Carter and O’Connell raised more red flags to readers when they offered a ban on hate speech in an op-ed last week. Especially when they explain it as a ban on speech offensive to any race, gender, religion or creed, this would be clearly unconstitutional. While there are exceptions to freedom of speech for directly threatening or inciting violence, harassment and other crimes, the First Amendment protects speech that is offensive, divisive, and problematic. We would be scared to imagine President Donald Trump or Lt. Gov. Dan Patrick with the power to ban speech they find offensive, and stand against the idea that we should give President Fenves that power. Both the Carter-O’Connell alliance and Alejandrina Guzman have demonstrated that urge at some point in the past four months.

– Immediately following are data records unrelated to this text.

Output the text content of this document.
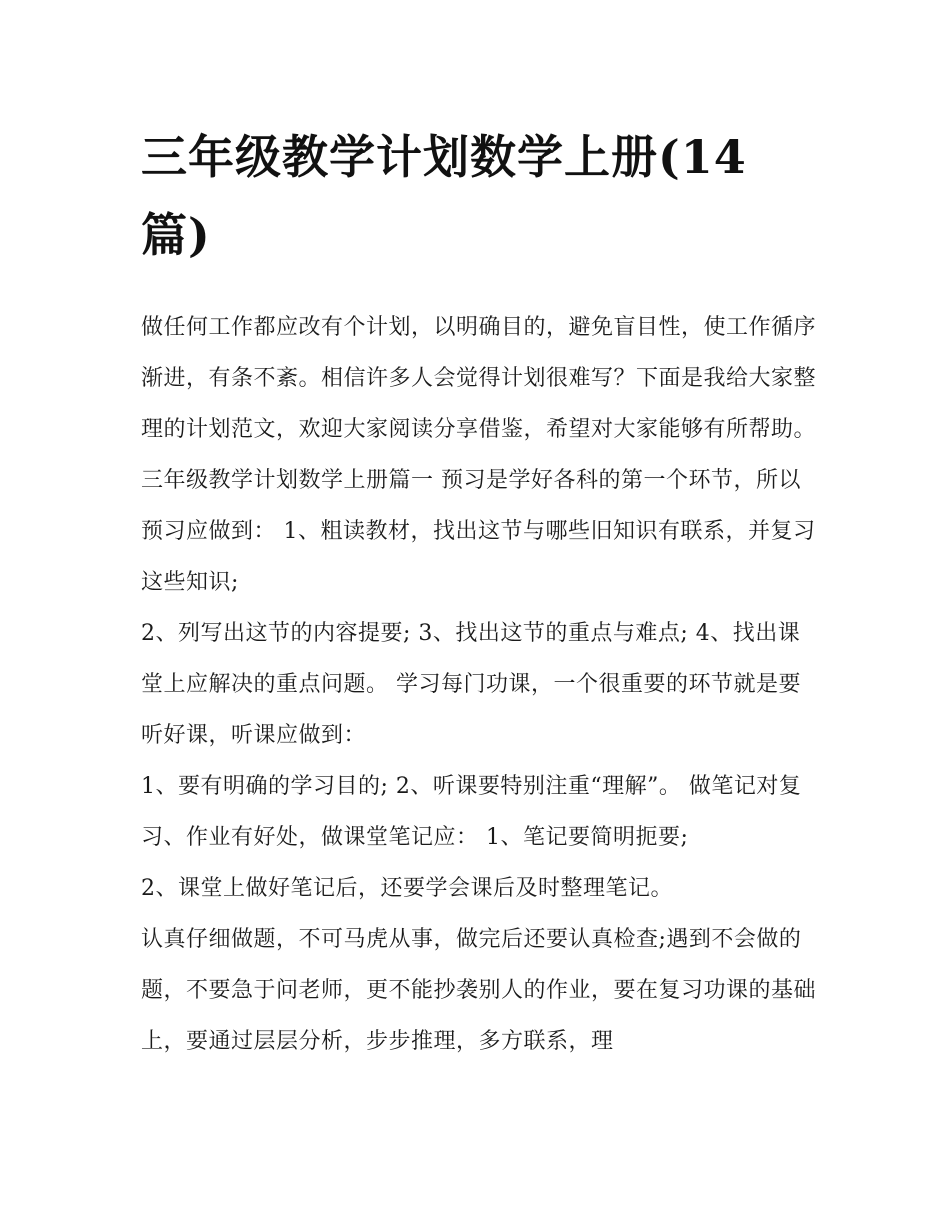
三年级教学计划数学上册(14篇)

做任何工作都应改有个计划，以明确目的，避免盲目性，使工作循序渐进，有条不紊。相信许多人会觉得计划很难写？下面是我给大家整理的计划范文，欢迎大家阅读分享借鉴，希望对大家能够有所帮助。

三年级教学计划数学上册篇一 预习是学好各科的第一个环节，所以预习应做到： 1、粗读教材，找出这节与哪些旧知识有联系，并复习这些知识;

2、列写出这节的内容提要; 3、找出这节的重点与难点; 4、找出课堂上应解决的重点问题。 学习每门功课，一个很重要的环节就是要听好课，听课应做到：

1、要有明确的学习目的; 2、听课要特别注重“理解”。 做笔记对复习、作业有好处，做课堂笔记应： 1、笔记要简明扼要;

2、课堂上做好笔记后，还要学会课后及时整理笔记。

认真仔细做题，不可马虎从事，做完后还要认真检查;遇到不会做的题，不要急于问老师，更不能抄袭别人的作业，要在复习功课的基础上，要通过层层分析，步步推理，多方联系，理
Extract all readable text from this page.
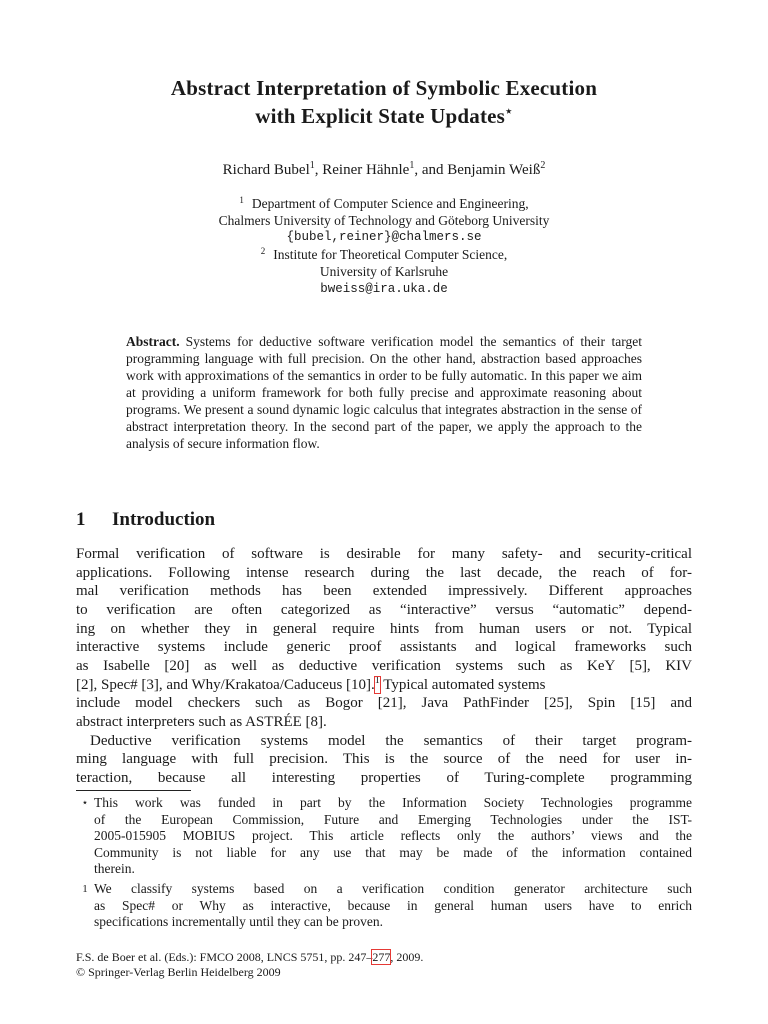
Abstract Interpretation of Symbolic Execution
with Explicit State Updates⋆
Richard Bubel$^1$, Reiner Hähnle$^1$, and Benjamin Weiß$^2$
$^1$ Department of Computer Science and Engineering,
Chalmers University of Technology and Göteborg University
{bubel,reiner}@chalmers.se
$^2$ Institute for Theoretical Computer Science,
University of Karlsruhe
bweiss@ira.uka.de
Abstract. Systems for deductive software verification model the semantics of their target programming language with full precision. On the other hand, abstraction based approaches work with approximations of the semantics in order to be fully automatic. In this paper we aim at providing a uniform framework for both fully precise and approximate reasoning about programs. We present a sound dynamic logic calculus that integrates abstraction in the sense of abstract interpretation theory. In the second part of the paper, we apply the approach to the analysis of secure information flow.
1 Introduction
Formal verification of software is desirable for many safety- and security-critical
applications. Following intense research during the last decade, the reach of for-
mal verification methods has been extended impressively. Different approaches
to verification are often categorized as “interactive” versus “automatic” depend-
ing on whether they in general require hints from human users or not. Typical
interactive systems include generic proof assistants and logical frameworks such
as Isabelle [20] as well as deductive verification systems such as KeY [5], KIV
[2], Spec# [3], and Why/Krakatoa/Caduceus [10].$^1$ Typical automated systems
include model checkers such as Bogor [21], Java PathFinder [25], Spin [15] and
abstract interpreters such as ASTRÉE [8].
Deductive verification systems model the semantics of their target program-
ming language with full precision. This is the source of the need for user in-
teraction, because all interesting properties of Turing-complete programming
⋆ This work was funded in part by the Information Society Technologies programme
of the European Commission, Future and Emerging Technologies under the IST-
2005-015905 MOBIUS project. This article reflects only the authors’ views and the
Community is not liable for any use that may be made of the information contained
therein.
1 We classify systems based on a verification condition generator architecture such
as Spec# or Why as interactive, because in general human users have to enrich
specifications incrementally until they can be proven.
F.S. de Boer et al. (Eds.): FMCO 2008, LNCS 5751, pp. 247–277, 2009.
© Springer-Verlag Berlin Heidelberg 2009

While Carter-O’Connell’s proposal isn’t the solution, Burley-Guerra and Guzman-Wolf have failed to mention the town hall or the issues that precipitated it altogether. While ducking the hard discussions may have been passable in 2013, it can’t be now.

Although all students are constitutionally entitled to free speech, SG is expected to speak up against any sort of offensive and hateful rhetoric. It is the responsibility of the president and vice president to address the problems that marginalized groups face by working toward ensuring their safety, while actively battling the discrimination of fellow students. Perpetrators of hate should be condemned by the executive alliance and warned that their views don’t belong at one of the largest public universities that thrives on diversity. Students must be able to expect an environment that condemns hateful rhetoric against any student.

All this said, one of these tickets will win, either Thursday or after a runoff. These issues do not preclude their success, but make it impossible for us to endorse any of them.

We do hope that the eventual winner will adopt the best of the other tickets. Burley-Guerra’s guiding belief that we should love every student on campus goes beyond policy, and we would hope to hear that voiced again. Carter-O’Connell’s purple pipes proposal and sophisticated understanding of sexual assault are essential parts of a successful administration. And Guzman-Wolf’s textbook argument that we should adopt sanctuary policies without labeling ourselves a “sanctuary campus” to avoid being politically targeted is undoubtedly the right move.

The new SG administration will be challenged to stand up for students in a divisive political climate. We hope they will look beyond their platform points and the walls of their offices to empathize with and address the pressing needs of a diverse student body. We offer no endorsement, but we hope that you will cast your vote at to elect the administration you believe will bring positive change to this campus for us all.